The Little Things Done Well!
Welcome to the new financial year and all that entails! The community I find myself in these days measures the successes and failures around the financial year start and finish for its returns. For most in the Australian superannuation system you will see a negative return for the last 12 months and this will be marked harshly as a failure. Now of course it’s not a great sign of doing things well but remember the main issue for funds is that they must be invested all of the time. That is very different to what our mandates are as private traders. We can move in and out as well as sit on our hands when needed.
I have had a forced benching from markets due to COVID and that can be a good thing as it allows us to see things through a different lens. Whilst I didn’t have the headspace to perform the normal routines of analysis and trade management, I did have some time to read and review the “noise” that’s out there from all different market segments. As I mentioned in my last article the 50% level is such a simple but powerful tool to understand what markets “may” do in the future. We continue to see pessimism and a revaluation of global economies post COVID, inflation and interest rate hikes.
Last month l looked at how the SPI200 had run into the June seasonal date and how the 50% levels were in play. We may say as “expected” we saw the short side of the market slow and a short-term low form and that the balance of buying and selling pressure came together in what is a more sideways pattern.
Chart 1 shows the COVID sell off in 2020 and the current run down from All-Time High. We can also see the halfway point of the range from 2020 to 2022. Both techniques generate a 50% level to watch, and both are currently lower than the current prices. If markets were to continue lower these would both be price pressure points to watch and could be useful areas to watch for setups with our other tools.
Chart 1 – Daily Bar Chart SPI200
When I mentioned “noise” in the markets there continues to be so many “channels” for information and opinions to saturate our headspace. There is no possible way for us to process and equally evaluate all these signals. The one I currently find is making the most noise is how a large segment of gold/silver “stackers” are preparing for the end of the fiat currency “experiment” and a return, somehow, to a gold-backed currency system.
Now each to their own as they say, I won’t argue a case of for or against that type of event occurring, but the world would become a very different place if that was to occur.

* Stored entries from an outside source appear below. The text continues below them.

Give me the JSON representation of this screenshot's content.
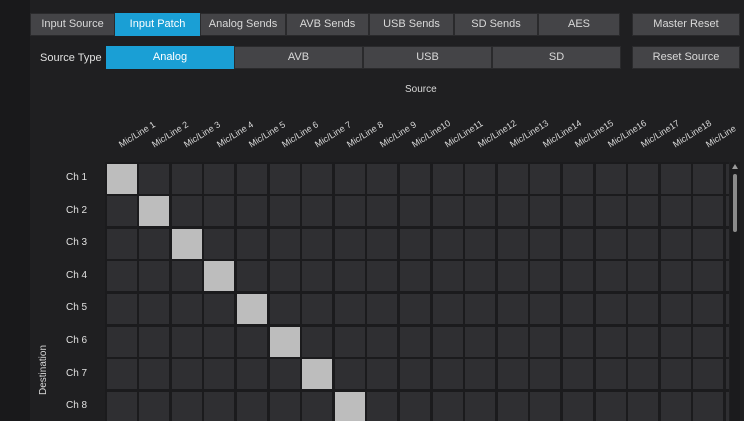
{
  "top_tabs": [
    "Input Source",
    "Input Patch",
    "Analog Sends",
    "AVB Sends",
    "USB Sends",
    "SD Sends",
    "AES"
  ],
  "active_tab": "Input Patch",
  "master_reset": "Master Reset",
  "source_type": {
    "label": "Source Type",
    "options": [
      "Analog",
      "AVB",
      "USB",
      "SD"
    ],
    "selected": "Analog"
  },
  "reset_source": "Reset Source",
  "source_axis": "Source",
  "destination_axis": "Destination",
  "columns": [
    "Mic/Line 1",
    "Mic/Line 2",
    "Mic/Line 3",
    "Mic/Line 4",
    "Mic/Line 5",
    "Mic/Line 6",
    "Mic/Line 7",
    "Mic/Line 8",
    "Mic/Line 9",
    "Mic/Line10",
    "Mic/Line11",
    "Mic/Line12",
    "Mic/Line13",
    "Mic/Line14",
    "Mic/Line15",
    "Mic/Line16",
    "Mic/Line17",
    "Mic/Line18",
    "Mic/Line"
  ],
  "rows": [
    "Ch 1",
    "Ch 2",
    "Ch 3",
    "Ch 4",
    "Ch 5",
    "Ch 6",
    "Ch 7",
    "Ch 8"
  ],
  "patched": [
    [
      0,
      0
    ],
    [
      1,
      1
    ],
    [
      2,
      2
    ],
    [
      3,
      3
    ],
    [
      4,
      4
    ],
    [
      5,
      5
    ],
    [
      6,
      6
    ],
    [
      7,
      7
    ]
  ],
  "colors": {
    "accent": "#1a9fd5",
    "cell": "#2f2f32",
    "cell_on": "#bdbdbd"
  }
}
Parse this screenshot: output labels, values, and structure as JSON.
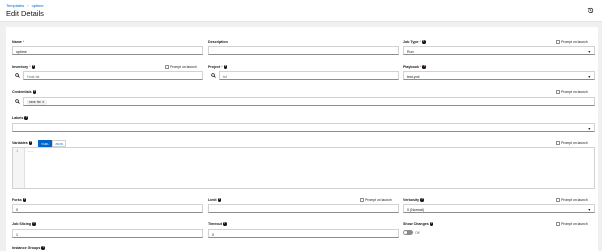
{
  "breadcrumb": {
    "parent": "Templates",
    "separator": "›",
    "current": "uptime"
  },
  "page": {
    "title": "Edit Details"
  },
  "form": {
    "name": {
      "label": "Name",
      "required": "*",
      "value": "uptime"
    },
    "description": {
      "label": "Description",
      "value": ""
    },
    "job_type": {
      "label": "Job Type",
      "required": "*",
      "value": "Run"
    },
    "inventory": {
      "label": "Inventory",
      "required": "*",
      "value": "Host-tst"
    },
    "project": {
      "label": "Project",
      "required": "*",
      "value": "tst"
    },
    "playbook": {
      "label": "Playbook",
      "required": "*",
      "value": "test.yml"
    },
    "credentials": {
      "label": "Credentials",
      "chip": "xxxx: tst"
    },
    "labels": {
      "label": "Labels"
    },
    "variables": {
      "label": "Variables",
      "yaml_label": "YAML",
      "json_label": "JSON",
      "line_no": "1",
      "code": "---"
    },
    "forks": {
      "label": "Forks",
      "value": "0"
    },
    "limit": {
      "label": "Limit",
      "value": ""
    },
    "verbosity": {
      "label": "Verbosity",
      "value": "0 (Normal)"
    },
    "job_slicing": {
      "label": "Job Slicing",
      "value": "1"
    },
    "timeout": {
      "label": "Timeout",
      "value": "0"
    },
    "show_changes": {
      "label": "Show Changes",
      "state": "Off"
    },
    "instance_groups": {
      "label": "Instance Groups"
    }
  },
  "prompt_on_launch": "Prompt on launch",
  "icons": {
    "history": "history-icon",
    "search": "search-icon",
    "help": "help-icon",
    "caret": "caret-down-icon",
    "close": "close-icon"
  },
  "colors": {
    "accent": "#0066cc",
    "required": "#c9190b",
    "background": "#f0f0f0"
  }
}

One of the main themes in this space is that gold prices are artificially suppressed by futures markets and sovereign governments are buying tonnes of gold and storing it for the future Armageddon.
I don’t see any issues with holding precious metals and I have benefited from trading them over the years. Gold has again returned as an all or nothing approach for some, the same argument has been made by many around crypto currencies and we have all seen the volatility in that space. I cannot tell the future on where these assets become the new currency of transaction at the local supermarket, but I can study the price action and do the simple things well.

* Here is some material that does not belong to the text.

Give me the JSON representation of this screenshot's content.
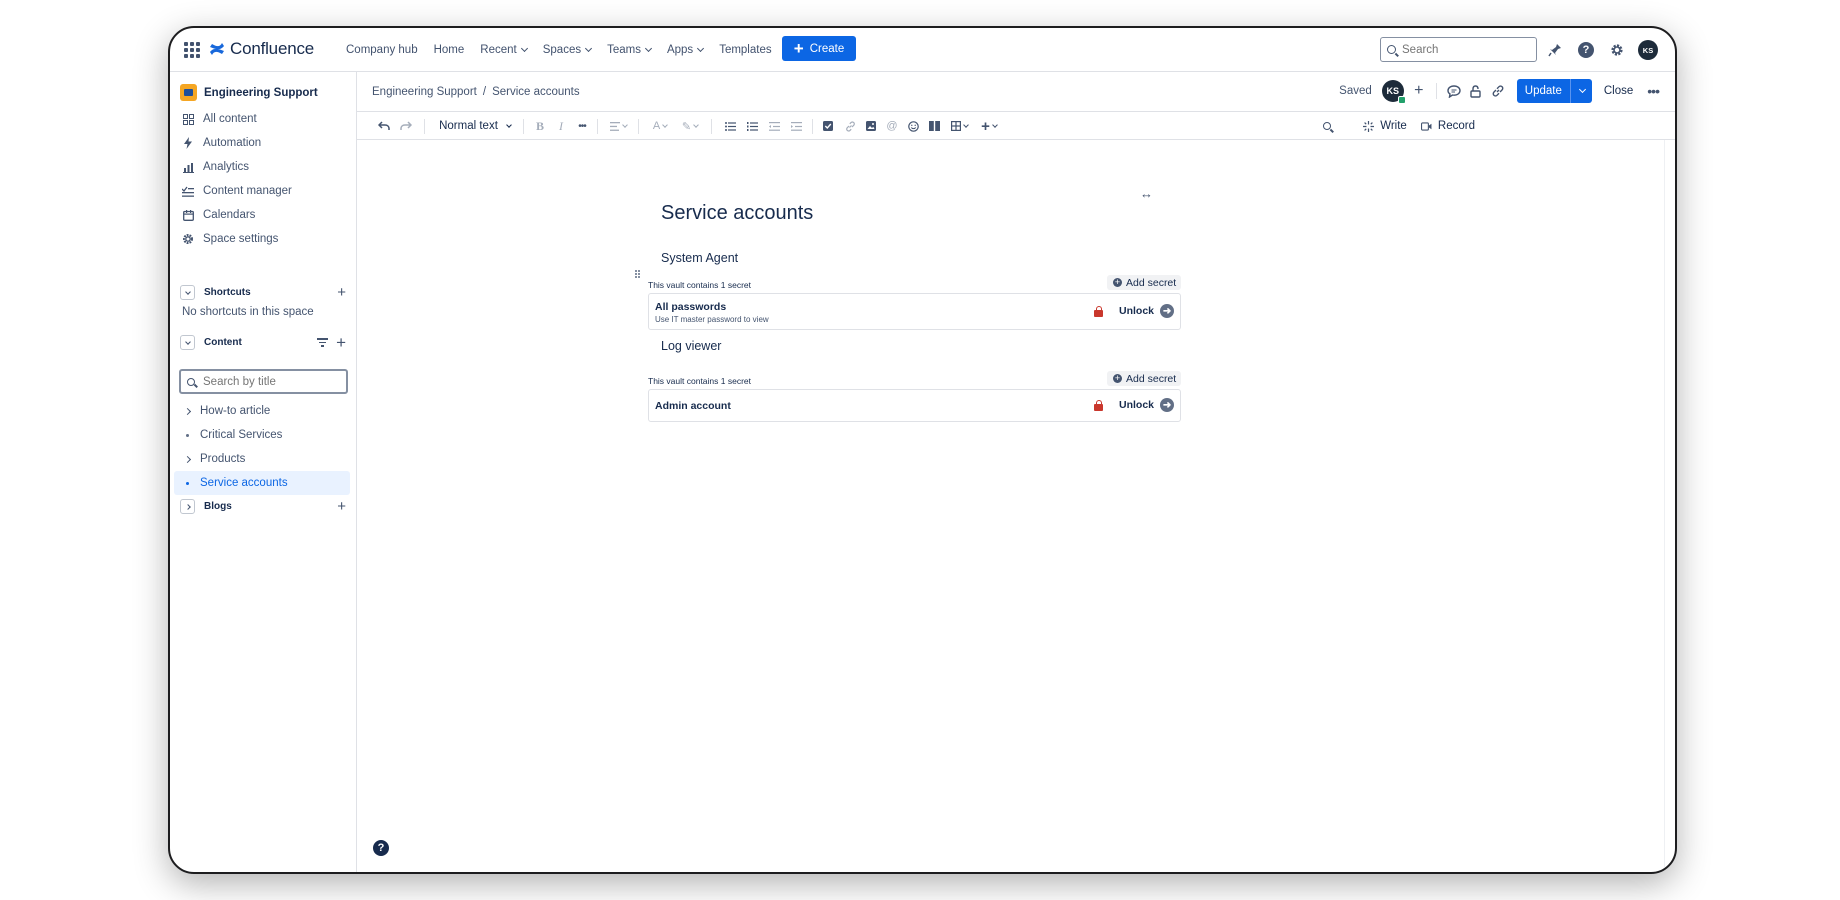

Chart 2 shows the US gold futures chart from the lowest point we have in ProfitSource in 1999 at $253.20 per ounce. Using that low as a Lows Resistance Card we can see there have been areas where this could have been combined with our other price pressure tools to form clusters. The current All-Time High in 2020 is very close to 8.25 times the low and we have recently seen a Double Top pattern with the 2022 high.
Chart 2 – Monthly Bar Chart GC-SpotV
Chart 3 shows the more recent pattern of a double top and subsequent run down. As we are closing in on the lows around $1673.30, I will be closely watching to see if those lows hold. As we know David’s rule around double top and bottom patterns we could be seeing some downside targets significantly further away from where we are now.
Chart 3 – Monthly Bar Chart GC-SpotV
This could all eventuate into nothing, and that is part and parcel of what we do as traders, we undertake analysis and then wait to see what markets do and trade according to our trading plan. I see this as far more engaging and reliable than attempting to predict the downside of fiat currency systems globally.
The gold and silver markets come and go in terms of the spotlight, but they are worth pursuing in the current market and with so many Australian resources companies that are in this space. As a commodity they have intrinsic value in jewellery, but their industrial uses continue to grow. Just a word of caution, they do attract participants to the market that have some weird and wonderful thoughts on them as my recent look down the well opened my eyes too.